The foundation for Trikafta, a medication that targets the molecular cause of the majority of CF types, was laid by Welsh’s laboratory research in the 1980s and 1990s. The “physiological consequences” of the most prevalent genetic error observed in CF patients were uncovered by Welsh and colleagues using cells from the disease’s airways, González explained.
Their research showed that the delta-f508 mutation in the CFTR gene prevents charged particles from more readily passing through the tubes in the cell membrane. Because of the mutation, the ions become stuck because the tubes never truly reach the cell’s surface. Welsh demonstrated how to make the tube reach the cell surface and improve ion transport in a number of experiments that involved cooling the cells as they developed in lab dishes.
González, meanwhile, co-invented a system that could precisely track the movement of ions across cell membranes in real time while working as a postdoctoral scholar in the lab of Nobel laureate Roger Tsien. According to him, the system’s original motivation was to investigate how the brain functions because ions passing through membranes allow brain cells to fire. However, the system was also ideal for testing possible novel CF medications that address the ion-transport problems.
González claimed, “This allowed us to screen tens of thousands of compounds a day.”. “At the time, electrophysiology—the accepted technique for thoroughly examining ion channels—was extremely slow, requiring only a few hours per day. “,”.

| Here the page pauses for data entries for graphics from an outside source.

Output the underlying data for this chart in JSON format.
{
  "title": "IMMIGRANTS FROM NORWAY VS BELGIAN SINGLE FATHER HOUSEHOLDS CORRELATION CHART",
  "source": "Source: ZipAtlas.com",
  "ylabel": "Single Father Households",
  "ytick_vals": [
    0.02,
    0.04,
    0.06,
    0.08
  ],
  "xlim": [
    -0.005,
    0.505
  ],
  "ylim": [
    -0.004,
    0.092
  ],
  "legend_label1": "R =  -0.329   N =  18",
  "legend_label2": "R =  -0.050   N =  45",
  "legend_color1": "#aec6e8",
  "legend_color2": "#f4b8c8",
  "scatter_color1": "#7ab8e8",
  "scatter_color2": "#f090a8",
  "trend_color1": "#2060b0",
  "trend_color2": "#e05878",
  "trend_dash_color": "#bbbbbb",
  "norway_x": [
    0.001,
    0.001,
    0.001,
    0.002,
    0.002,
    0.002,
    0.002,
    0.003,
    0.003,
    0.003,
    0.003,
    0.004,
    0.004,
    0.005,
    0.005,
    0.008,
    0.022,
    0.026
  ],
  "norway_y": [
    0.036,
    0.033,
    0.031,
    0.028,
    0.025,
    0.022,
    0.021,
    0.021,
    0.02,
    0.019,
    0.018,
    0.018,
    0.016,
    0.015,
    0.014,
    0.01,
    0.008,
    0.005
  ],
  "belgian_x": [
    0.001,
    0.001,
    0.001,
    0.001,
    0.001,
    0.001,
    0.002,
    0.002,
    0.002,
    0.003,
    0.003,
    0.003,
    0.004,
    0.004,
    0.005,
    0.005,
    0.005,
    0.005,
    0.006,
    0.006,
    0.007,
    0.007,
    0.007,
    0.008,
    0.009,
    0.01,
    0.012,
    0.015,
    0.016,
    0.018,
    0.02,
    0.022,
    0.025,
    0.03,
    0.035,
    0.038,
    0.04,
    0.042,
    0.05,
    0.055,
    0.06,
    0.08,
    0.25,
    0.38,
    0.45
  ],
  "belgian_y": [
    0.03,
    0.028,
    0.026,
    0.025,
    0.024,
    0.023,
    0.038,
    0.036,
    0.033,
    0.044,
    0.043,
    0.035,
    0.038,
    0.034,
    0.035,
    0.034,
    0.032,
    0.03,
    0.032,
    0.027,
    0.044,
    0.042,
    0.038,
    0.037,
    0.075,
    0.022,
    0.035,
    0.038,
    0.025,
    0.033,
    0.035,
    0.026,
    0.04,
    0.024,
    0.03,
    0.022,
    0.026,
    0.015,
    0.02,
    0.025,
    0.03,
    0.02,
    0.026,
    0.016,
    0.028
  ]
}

In order to find CF medications, the researchers improved the procedure at Aurora Biosciences, a biotech company that Vertex Pharmaceuticals later purchased.
Negulescu oversaw the initiative to screen molecules for their effects on ion transport while he was also at Aurora and then Vertex. His group searched for “correctors” to help move the tubes into the proper location in the cell membrane and “potentiators” to increase the flow of ions. Several CF medication iterations were approved as a result of this effort in 2012, 2015, and 2018, and Trikafta was finally approved in 2019.
González recalled, “It was really exciting because it became very real when they started getting data back from the earliest human trials of their first-generation drug.”. It’s like, “Wow, this isn’t just theory; patients are actually benefiting from it.”. “.”.
Most CF patients can be effectively treated with Trikafta, a combination of three medications. According to a Lasker Awards statement, its use has improved patients’ quality of life and decreased the number of lung transplants and hospitalizations for infection among those with the disease.
The statement claims that “people with CF are being given the opportunity to flourish now and to plan vibrant futures thanks to the accomplishments of Welsh, González, and Negulescu.”.
This year, two more Lasker Awards were given out: one for exceptional accomplishments in medical science and another for basic research.
The former award was given to Steven McKnight of the University of Texas Southwestern Medical Center and Dirk Görlich of the Max Planck Institute for Multidisciplinary Sciences in Germany. Low-complexity domains, which are intricate portions of protein sequences, have been shown to play important roles in how cells arrange their internal organs. These two researchers also investigated how this arrangement malfunctions in disease.